We are thrilled to announce that Neena Mishra has joined our team as Director of Equity Research.  Neena brings twenty years of experience in equity research and fixed income analysis, risk management and central banking.  In addition, she has conducted research on public timber REITs and capital structure in the forest products industry.  For example, she co-authored with Dr. Tim Sydor, our forest economist, and with me the first peer-reviewed study of public timber REITs, “Investor Responses to Timberlands Structured as Real Estate Investment Trusts.”  The results were published in the Journal of Forestry in 2008.

Our Equity Research Program has grown with the increased demand for independent and comparative analysis of timberland investment vehicles.  Today, multiple timberland investment managers use the Forisk Timber REIT (FTR) Index as a public-sector benchmark for private timberland investments.  In July, we will relaunch Forisk Finance (formerly the Timber REIT Report) to provide on-going, bi-quarterly analysis of timberland investments, timber REITs and forest economics.  In October, Neena will initiate our coverage of public timber REITs.

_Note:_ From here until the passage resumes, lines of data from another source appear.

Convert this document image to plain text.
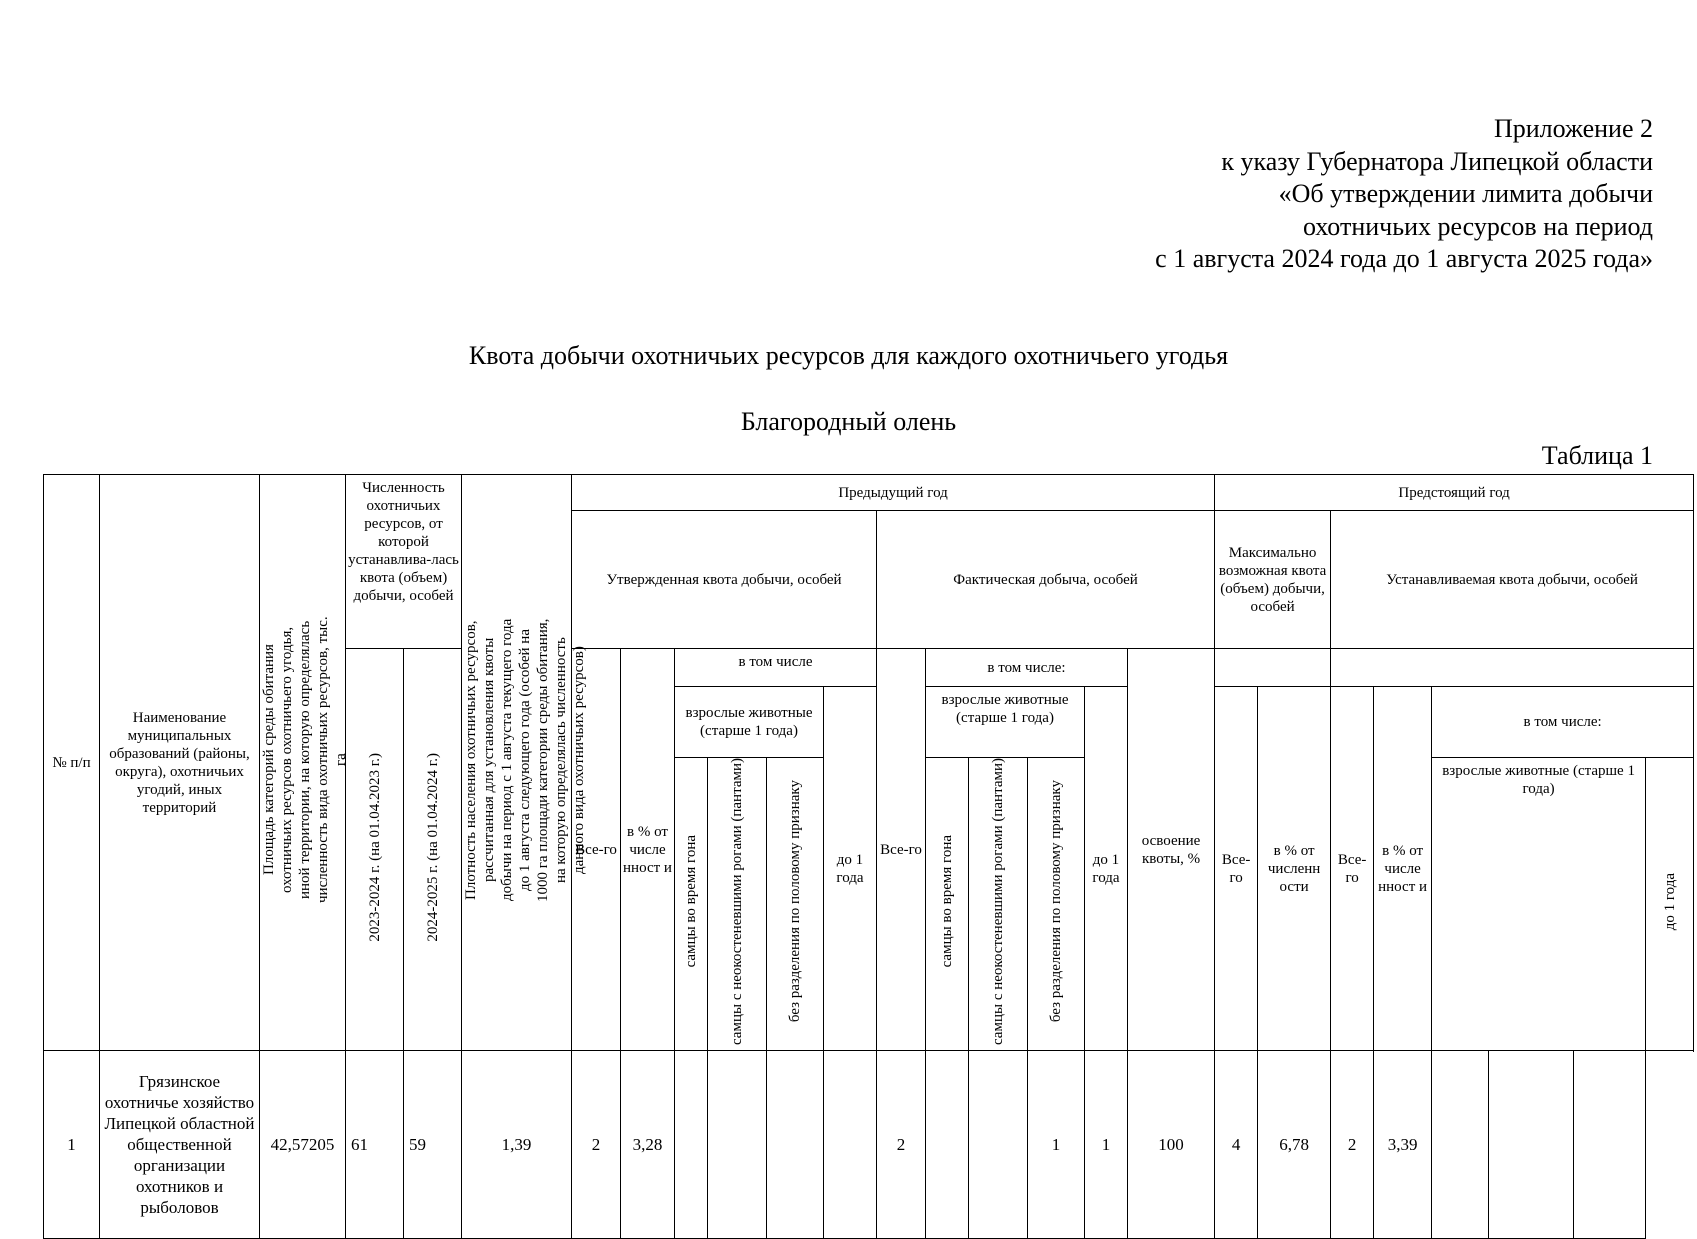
Приложение 2
к указу Губернатора Липецкой области
«Об утверждении лимита добычи
охотничьих ресурсов на период
с 1 августа 2024 года до 1 августа 2025 года»
Квота добычи охотничьих ресурсов для каждого охотничьего угодья
Благородный олень
Таблица 1
№ п/п	Наименование муниципальных образований (районы, округа), охотничьих угодий, иных территорий	Площадь категорий среды обитания охотничьих ресурсов охотничьего угодья, иной территории, на которую определялась численность вида охотничьих ресурсов, тыс. га	Численность охотничьих ресурсов, от которой устанавлива-лась квота (объем) добычи, особей		Плотность населения охотничьих ресурсов, рассчитанная для установления квоты добычи на период с 1 августа текущего года до 1 августа следующего года (особей на 1000 га площади категории среды обитания, на которую определялась численность данного вида охотничьих ресурсов)	Предыдущий год												Предстоящий год							
						Утвержденная квота добычи, особей						Фактическая добыча, особей						Максимально возможная квота (объем) добычи, особей		Устанавливаемая квота добычи, особей					
			2023-2024 г. (на 01.04.2023 г.)	2024-2025 г. (на 01.04.2024 г.)		Все-го	в % от числе нност и	в том числе				Все-го	в том числе:				освоение квоты, %								
								взрослые животные (старше 1 года)			до 1 года		взрослые животные (старше 1 года)			до 1 года		Все-го	в % от численн ости	Все-го	в % от числе нност и	в том числе:			
								самцы во время гона	самцы с неокостеневшими рогами (пантами)	без разделения по половому признаку			самцы во время гона	самцы с неокостеневшими рогами (пантами)	без разделения по половому признаку							взрослые животные (старше 1 года)			до 1 года

1	Грязинское охотничье хозяйство Липецкой областной общественной организации охотников и рыболовов	42,57205	61	59	1,39	2	3,28					2			1	1	100	4	6,78	2	3,39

I look forward to introducing many of you to Neena in the near future.  Not only does she possess rigorous analytical skills, she brings the sense of ownership you look for from successful researchers.  In addition, she is an excellent teacher and will support our “Applied Forest Finance” and “Valuing Timber REITs” courses on August 4th in Atlanta.

Timber Supplies: Mountain Pine Beetle Update and Timberland Investment Implications

1 06 2010

The Mountain Pine Beetle (MPB) – like a ravenous, insatiable house guest – continues to feast on pine forests, primarily in British Columbia.  Fortunately, according to the most recent update from researcher Adrian Walton of the BC Forest Service (May 11, 2010), the worst of the attack has passed, MPB attacks have declined annually since 2005, and initial projections overstated the likely, total pine killed through 2020.  The updated projections reinforce the view we’ve shared for the past two years that the preliminary estimates likely overstated the long-term implications – good and bad – for stumpage forecasts and timberland investments.  Why?  Here are key points:

  • Devastating:  the update projects 65% of the pine volume in the study region will be killed by 2016.  This is down from previous estimates of 80%.  From any perspective, these are astounding and catastrophic assessments.  However, they do not account for…..
  • Mitigating factors:  the projections do not account for mitigating factors associated with forest management decisions, adjustments to harvest schedules, salvage operations, and an improved understanding of how long dead timber can be left standing and salvaged later.  This, in turn, emphasizes the importance of distinguishing between….
  • Local and national markets:  the MPB infestation most directly generates questions from timberland investors and lumber manufacturers.  Timber is a regional (local) business; lumber is a national one.  While reduced lumber imports from Canada can lift manufacturers nationwide in the US, additional benefits accrue to regional timberland owners in the Pacific Northwest as the ratio of buyers to available stumpage shifts in their favor.  Yet, these changes are further mitigated by…..
  • Housing market realities:  as of January 2010, US government forecasts assumed housing starts for 2010 of 982,000.  Revised estimates approach 600,000.  In addition, average home sizes – and thus the volume of lumber required per home – are falling.  This further smooths potential price spikes from MPB-related timber shortages.  In short, current lumber market conditions alleviate longer-term economic implications.